The two criminal charges stem from Gerard Catala’s unsuccessful run for Providence City Council this past fall. The R.I. Board of Elections had referred Catala to the AG for potential prosecution last year, after investigating Catala’s campaign finance account from his previous run four years earlier.

“This office is committed to stepping in at the request of the Board of Elections when candidates for public office blithely and repeatedly ignore the Rhode Island’s campaign finance laws,” Neronha said in a statement. “Those laws exist for many reasons, among them to provide transparency into how candidates are financing their campaigns and whether they are doing so legally.”

Catala, 44, was not charged in connection with the 2018 election because the statute of limitations was up, according to Neronha’s office. The Board of Elections had alleged last summer that Catala’s campaign account contained more than $7,000 worth of spending that was not accounted for on campaign finance reports. State law requires political candidates to submit reports detailing all donations and expenditures.

The elections board’s audit was prompted by Catala’s failure to file a series of campaign finance reports in 2018.

Neronha’s office said that even as prosecutors were reviewing the 2018 case, Catala proceeded to fail to file the mandatory campaign finance reports on Aug. 16 and Sept. 6 of 2022, which were due ahead of the Sept. 13 primary.

“Failure to file such reports, after repeated directives from the Board of Elections to file them, can lead only to one place: criminal prosecution,” Neronha said.

While under investigation by the attorney general’s office, Catala was elected president of the Providence branch of the NAACP, beating out longtime president Jim Vincent.

Catala has run for the Ward 9 council seat three times, never successfully. This past fall he lost in the Democratic primary to Juan Pichardo, who went on to win the seat.

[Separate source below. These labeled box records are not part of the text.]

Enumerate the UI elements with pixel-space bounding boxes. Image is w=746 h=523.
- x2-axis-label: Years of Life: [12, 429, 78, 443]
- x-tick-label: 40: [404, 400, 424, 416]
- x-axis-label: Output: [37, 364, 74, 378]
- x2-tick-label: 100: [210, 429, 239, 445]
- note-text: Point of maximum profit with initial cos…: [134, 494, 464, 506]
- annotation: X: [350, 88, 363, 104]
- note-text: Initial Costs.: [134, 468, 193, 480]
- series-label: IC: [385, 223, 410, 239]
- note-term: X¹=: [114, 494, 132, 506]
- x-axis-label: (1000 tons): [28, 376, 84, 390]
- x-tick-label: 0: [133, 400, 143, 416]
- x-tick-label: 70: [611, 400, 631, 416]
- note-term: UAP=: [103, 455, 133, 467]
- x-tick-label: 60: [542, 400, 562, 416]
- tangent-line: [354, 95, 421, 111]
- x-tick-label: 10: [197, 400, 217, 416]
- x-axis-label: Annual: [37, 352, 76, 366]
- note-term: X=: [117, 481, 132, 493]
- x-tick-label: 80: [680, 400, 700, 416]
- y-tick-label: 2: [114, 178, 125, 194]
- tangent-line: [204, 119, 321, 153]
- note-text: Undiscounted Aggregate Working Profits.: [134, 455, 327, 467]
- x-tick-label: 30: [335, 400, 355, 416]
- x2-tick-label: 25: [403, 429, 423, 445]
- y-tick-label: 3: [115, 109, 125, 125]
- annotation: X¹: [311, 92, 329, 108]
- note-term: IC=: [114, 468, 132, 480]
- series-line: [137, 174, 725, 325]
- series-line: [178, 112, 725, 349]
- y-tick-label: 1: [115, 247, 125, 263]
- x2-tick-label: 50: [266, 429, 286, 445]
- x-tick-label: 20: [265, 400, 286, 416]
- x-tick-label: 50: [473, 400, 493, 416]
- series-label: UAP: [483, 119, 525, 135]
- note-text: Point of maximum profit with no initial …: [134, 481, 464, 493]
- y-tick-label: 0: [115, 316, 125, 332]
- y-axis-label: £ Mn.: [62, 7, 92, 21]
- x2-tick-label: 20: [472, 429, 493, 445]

In an affidavit for an arrest warrant filed by the the R.I. State Police financial crimes unit, Cpl. James Brown wrote that Catala’s failure to comply with campaign finance law stems back to his first campaign in 2014, when he failed to file the required reports and racked up $10,000 in fines, which were later waived when he filed the reports three years late.

For the 2018 campaign, the Board of Elections said he again did not file the required reports, prompting the audit into the thousands of dollars spent from his campaign account. Catala finally filed the 2018 reports in August 2022, while running for office again, but the reports were incomplete and did not itemize his campaign donations or expenditures, according to the affidavit.

“These actions fall outside the three-year statute of limitations,” Brown wrote.

Reached by phone, Catala did not immediately comment but said he would call back.